Today Brother Walter from Saint John’s Abbey came by the retreat center where I work to give me a bag of late watercress. He knows I love it– it’s the very first vegetable of the season, growing in the shallows of spring-fed lakes. This particular patch was planted, or maybe just discovered, by Father Godfrey Diekmann, another monk at Saint John’s Abbey who was known both for his role advocating for the vernacular in the Catholic Mass during the Second Vatican Council and his expertise in cultivating, finding and identifying mushrooms in the abbey’s woods. In year’s past I’ve gone out there with Brother Walter, wearing his high rubber boots, and held the bucket for harvesting.

I’ve been craving fresh greens, reading recipes for soups made with peas, spinach, mint, chives, even lettuces thrown in.
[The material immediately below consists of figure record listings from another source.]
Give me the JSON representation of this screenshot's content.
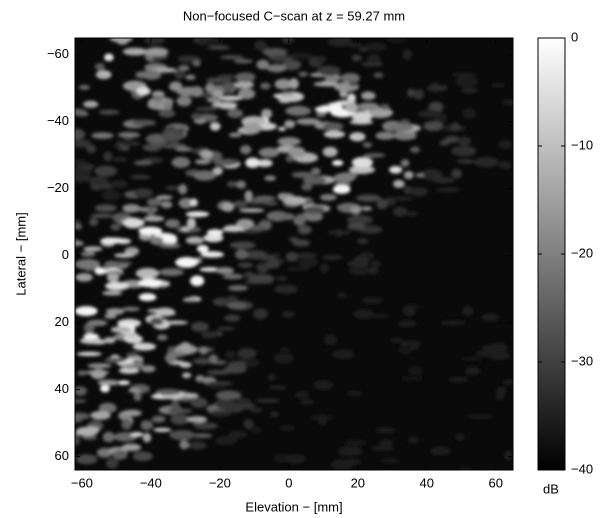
{
  "chart_data": {
    "type": "image",
    "title": "Non−focused C−scan at z = 59.27 mm",
    "x_label": "Elevation − [mm]",
    "y_label": "Lateral − [mm]",
    "colorbar_label": "dB",
    "colormap": "gray",
    "xlim": [
      -62,
      65
    ],
    "ylim": [
      -65,
      64
    ],
    "xticks": [
      {
        "value": -60,
        "label": "−60"
      },
      {
        "value": -40,
        "label": "−40"
      },
      {
        "value": -20,
        "label": "−20"
      },
      0,
      20,
      40,
      60
    ],
    "yticks": [
      {
        "value": -60,
        "label": "−60"
      },
      {
        "value": -40,
        "label": "−40"
      },
      {
        "value": -20,
        "label": "−20"
      },
      0,
      20,
      40,
      60
    ],
    "clim": [
      -40,
      0
    ],
    "cticks": [
      0,
      {
        "value": -10,
        "label": "−10"
      },
      {
        "value": -20,
        "label": "−20"
      },
      {
        "value": -30,
        "label": "−30"
      },
      {
        "value": -40,
        "label": "−40"
      }
    ]
  }
}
With my bag of watercress, I knew what my next stop would be: to the food co-op for leeks. I had the rest of what I needed at home (including garden chives) and found an excellent watercress soup on epicurious.com. (The recipe calls for pan-seared scallops, but I just made the soup.) Here is the recipe as I made it (warning: I totally fudged the quantities).

Reviewers recommend the soup cold as well, and with such things as creme fraiche and caviar on top. They call it vichyssoise, which sounds better than Cream of Watercress I guess. I call it spring goodness!

Cream of Watercress Soup

3 tablespoons butter
2 large leeks (white and pale green parts only), chopped
4 red potatoes cut into 1-inch pieces (3 cups, I didn’t bother peeling them)
1 quart vegetable or chicken broth; 1/2 cup or so of white wine
2 bunches watercress, trimmed and large stems removed, coarsely chopped (3-4 cups)
1/2 cup sour cream or to your liking (I put in a couple Tbs.)
whole milk (to thin the soup, but my soup was plenty thin without milk)
chives (for garnish)
salt and pepper to taste
Watercress sprigs (for garnish)

Melt butter in heavy large saucepan over medium-high heat. Add leeks and potatoes; sauté until leeks are tender, about 4 minutes. Add broth. Bring to simmer. Reduce heat to medium-low. Cover; simmer until potatoes are tender, stirring occasionally, about 20 minutes. Remove from heat. Add chopped watercress. Cover; let stand until watercress wilts, about 5 minutes.

Puree the soup in blender or with stick blender. Return soup to saucepan. Whisk in sour cream. Thin soup with milk to desired consistency. Season to taste with salt and pepper. (Can be prepared 1 day ahead. Cool slightly. Refrigerate uncovered until cold, then cover and refrigerate.) Stir soup over low heat just until heated through (do not boil).

Ladle soup into bowls. Garnish with watercress sprigs and/or chives and serve.